There are a lot of ways to potentially read this, but it would seem to tie into other forms of cultural and economic dislocation. One of the best breakdowns of the polling numbers I've seen comes from Max Ehernfreund and Jeff Guo of the Washington Post, which gets deeply into the correlations with the support of Donald Trump:
According to this new analysis, those who view Trump favorably have not been disproportionately affected by foreign trade or immigration, compared with people with unfavorable views of the Republican presidential nominee. The results suggest that his supporters, on average, do not have lower incomes than other Americans, nor are they more likely to be unemployed.
Yet while Trump's supporters might be comparatively well off themselves, they come from places where their neighbors endure other forms of hardship. In their communities, white residents are dying younger, and it is harder for young people who grow up poor to get ahead.
At the Wall Street Journal, here's how Nick Timiraos described the same data:
Mr. Trump is the only candidate where lower rates of intergenerational mobility predict greater support, Mr. Rothwell writes. This finding backs the idea that Mr. Trump’s supporters, even if they are better off than others, may be taken by “extreme political views when their health status and the well-being of their children fail to meet their expectations.”
[snip]
The study doesn’t dismiss the thesis that economic anxiety is behind Mr. Trump’s rise, but it does show that his strongest support can’t be explained by narrow economic self-interest alone. It concludes that Mr. Trump’s supporters can be identified more easily by cultural angst, which raises other questions about what’s to blame for falling attitudes of social well-being in these communities."

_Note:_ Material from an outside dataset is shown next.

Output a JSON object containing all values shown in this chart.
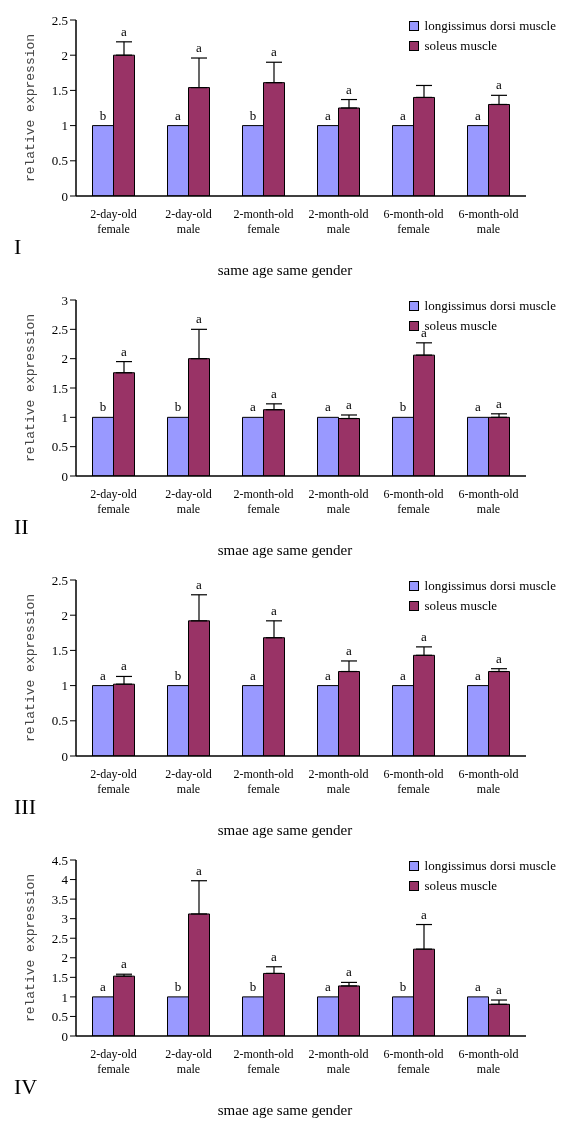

This doesn't mean that non-college-educated whites, or whites more generally, are actually no more or less informed than they were five years ago, or that being less informed about politics would lead people to vote for Trump (or, by contrast, that being more informed would lead voters to pull the lever for one of his opponents). But it does seem plausible, at least, that feeling less informed is a form of disconnection that parallels health issues and economic uncertainty, one could be part of the difficult to parse but increasingly clear melting pot of anxieties fueling his success.